Теоретически рассуждая, у Разина были (пусть и слабые) шансы взять Москву. Но вот потом… Потом непременно наступило бы новое Смутное время: с помощью «казачьего круга» ни с Москвой, ни с другими крупными городами не управиться, а главное, не создать крепкой центральной власти. Значит, снова совершенный хаос, все воюют со всеми, претендентов на престол объявляется столько, что не сосчитать, шведы с поляками и крымцами, как и в прошлую Смуту, вторгаются очень быстро… Одним словом, ничего хорошего, кроме плохого.

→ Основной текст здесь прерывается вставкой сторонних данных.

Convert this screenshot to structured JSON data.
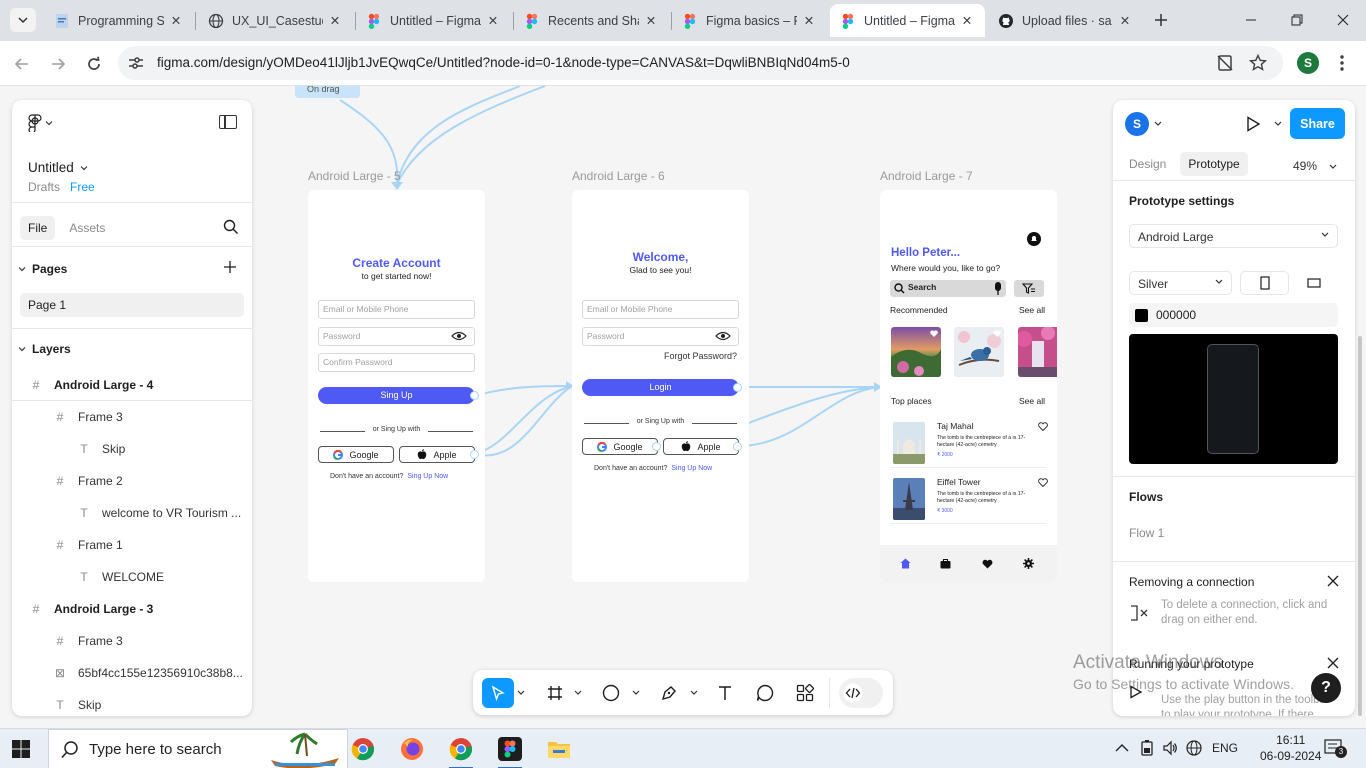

Хотя, если называть вещи своими именами, Разин был всего-навсего главарем разбойничьей шайки (правда, самой крупной в XVII веке после Смутного времени), в советские времена, как многие должны помнить, из него сделали идейного борца с царизмом, озабоченного исключительно тяжкой судьбой простого народа (того самого, который Разин преспокойно использовал в качестве «пушечного мяса»). Советские энциклопедии и школьные учебники именовали его не иначе как «выдающимся руководителем крестьянской войны против феодально-крепостнического гнета» – что истине мало соответствует. А о шалостях Разина на Волге и в Персии старались не упоминать, прекрасно понимая, что это бросает тень на светлый образ «народного печальника».
Так вот, самое интересное… Подобная точка зрения родилась не после революции, а значительно раньше, во второй половине XIX века, когда в России расплодилась и понемногу набрала силу либеральная интеллигенция. Как и у нынешней, у нее была какая-то патологическая страсть ко всевозможным блатарям, провозглашавшимся «борцами за свободу». В них зачислили и Разина. Кроме песни о «персидской» княжне появилась еще одна, якобы народная, а на деле тоже написанная неким интеллигентом, – «Есть на Волге утес».
И далее подробно повествуется, что именно на этом утесе любил часами просиживать Разин, размышляя о счастье народном и той самой «борьбе с феодально-крепостническим гнетом». И если найдется человек, всей душой и сердцем болеющий борьбой за свободу, —
Как и «Из-за острова на стрежень», эта песня до революции имела большую популярность у вполне законопослушных граждан, к беднякам отнюдь не принадлежавшим и ничуть не горевшим желанием воевать за «счастье народное». Ничего удивительного. Как явствует из примера с Робин Гудом (и множества подобных ему европейских персонажей), блатная романтика давненько привлекала не одних лишь россиян (вспомним, с каким воодушевлением горланят балладу об убийстве епископа разбойником вполне себе добропорядочные британские обыватели).
А вот самый что ни на есть простой народ, за счастье которого Разин якобы боролся… Вот у него отношение к Разину отчего-то нисколечко не совпадало с тем, что бытовало среди либеральной интеллигенции. Чисто народный фольклор, сочиненный не городскими интеллигентами, а самым что ни на есть простонародьем, отчего-то очень по-разному относился к Пугачеву и Разину. Вот Пугачев как раз сплошь и рядом рисуется борцом за народное счастье, песни и сказы о нем проникнуты искренним расположением. А вот Разин частенько рисуется как злобный колдун (иногда – карлик наподобие гнома), наделенный сверхъестественными способностями, употребляющимися во зло. Иные предания не уступают по увлекательности романам Стивена Кинга: Разин колдует, призывает на подмогу бесов, летает по воздуху на лодке, обитает в заколдованных пещерах, зарывает заклятые клады, которые так просто случайному человеку не взять… Такое вот отношение.